Finnland Deutlich weniger Touristenvisa für Russen
Russische Touristen sollen es künftig schwerer haben, nach Finnland und damit in die EU zu reisen. Die Regierung in Helsinki will deutlich weniger Visa ausstellen. In der EU ist auch ein vollständiger Reisebann noch nicht vom Tisch.
Finnland will künftig deutlich weniger russische Touristinnen und Touristen ins Land lassen. Von September an sollen nur noch zehn Prozent der heutigen Zahl an Touristenvisa ausgestellt werden, erklärte die finnische Regierung. Derzeit seien dies jeden Tag rund 1000 Visa für Russinnen und Russen, berichtete der finnische Sender YLE.
Grund für die neue Linie sei die wachsende Unzufriedenheit im Land, dass man ukrainischen Geflüchteten helfe und gleichzeitig immer mehr Russen in Finnland Urlaub machten. In Umfragen hatte sich eine Mehrheit der Menschen wegen des russischen Angriffs auf die Ukraine dafür ausgesprochen, keine Touristenvisa mehr an russische Reisende zu vergeben. Mit einem Touristenvisum können die Urlauber auch ungehindert in die restlichen Länder der EU reisen.
Visaeinschränkungen durch die Hintertür
Gar keine Visa mehr an russische Urlauber auszustellen wäre aber rechtlich nicht möglich, sagte Finnlands Außenminister Pekka Haavisto. Deshalb will das Land es mit einem Trick versuchen: Die Öffnungszeiten, zu denen Touristenvisa beantragt werden können, sollen verkürzt werden.
"Gleichzeitig wollen wir es leichter für Menschen machen, nach Finnland zu kommen, um zu arbeiten, zu studieren oder Verwandte zu besuchen", sagte Haavisto. "Es soll also Lösungen für diejenigen geben, die einen Grund haben, nach Finnland zu kommen, aber das gewöhnliche Touristenvisum soll schwieriger zu bekommen sein."
EU soll Thema beraten
Finnland erhofft sich Haavisto zufolge auch ein Ende des Abkommens über Visaerleichterungen zwischen der EU und Russland.

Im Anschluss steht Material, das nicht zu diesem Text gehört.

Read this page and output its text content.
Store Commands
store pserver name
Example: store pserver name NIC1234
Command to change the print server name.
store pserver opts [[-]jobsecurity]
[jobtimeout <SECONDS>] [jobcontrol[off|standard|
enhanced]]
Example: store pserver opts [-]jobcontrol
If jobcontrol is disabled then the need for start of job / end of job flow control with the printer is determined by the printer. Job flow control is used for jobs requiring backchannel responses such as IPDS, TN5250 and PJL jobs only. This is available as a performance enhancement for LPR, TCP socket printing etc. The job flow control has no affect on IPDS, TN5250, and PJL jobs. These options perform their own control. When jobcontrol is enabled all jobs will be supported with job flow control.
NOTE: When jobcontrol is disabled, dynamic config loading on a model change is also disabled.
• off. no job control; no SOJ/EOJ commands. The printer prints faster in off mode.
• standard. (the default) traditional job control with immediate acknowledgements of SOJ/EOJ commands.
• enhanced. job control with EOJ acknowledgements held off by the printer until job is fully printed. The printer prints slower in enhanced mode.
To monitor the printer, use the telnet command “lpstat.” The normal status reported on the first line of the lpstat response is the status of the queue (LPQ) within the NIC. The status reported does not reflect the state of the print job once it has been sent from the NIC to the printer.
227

Dies würde die Kosten für ein Touristenvisum von 35 auf 80 Euro erhöhen. Außerdem drängt Finnland auf eine einheitliche europäische Lösung und will das Thema auf dem EU-Gipfel Ende des Monats in Tschechien ansprechen. Prag will den restlichen EU-Staaten einen Reisebann für russische Bürger vorschlagen.
Bundeskanzler Olaf Scholz hatte sich erst am Montag beim Staatsbesuch in Norwegen gegen einen Reisebann für Russinnen und Russen ausgesprochen. "Das ist Putins Krieg, nicht der Krieg der Russen", hatte er gesagt. Man dürfe es Oppositionellen nicht noch weiter erschweren, Russland zu verlassen.
Estland: Visaverbot "Achillesferse" Moskaus
Estlands Regierungschefin Kaja Kallas hatte vergangene Woche darauf hingewiesen, dass die EU Flüge von und nach Russland verboten habe - der einzige Weg für russische Reisende in die EU führe also über Finnland, Estland und Lettland. "Daher ist also nicht wirklich fair, dass alle anderen Schengen-Staaten diese Visa ausstellen, aber wir drei eigentlich die Last tragen", sagte Kallas.
Sie halte einen Visabann für sehr effektiv: "Man muss verstehen, dass nur zehn Prozent der russischen Bevölkerung ins Ausland reisen, und es sind genau diese Leute, die hauptsächlich aus Moskau und St. Petersburg kommen, deren Meinung zählt. Das zeigen auch die sehr schmerzhaften Reaktionen Russlands auf diesen Vorschlag", sagte Kallas mit Blick auf einen Tweet des früheren russischen Präsident Dmitri Medwedew, der sie wegen ihre Forderung nach einem Visaverbots angegriffen hatte. "Das zeigt, dass dies die Achillesferse ist. Das ist etwas, wovor sie wirklich Angst haben, also ist es effektiv."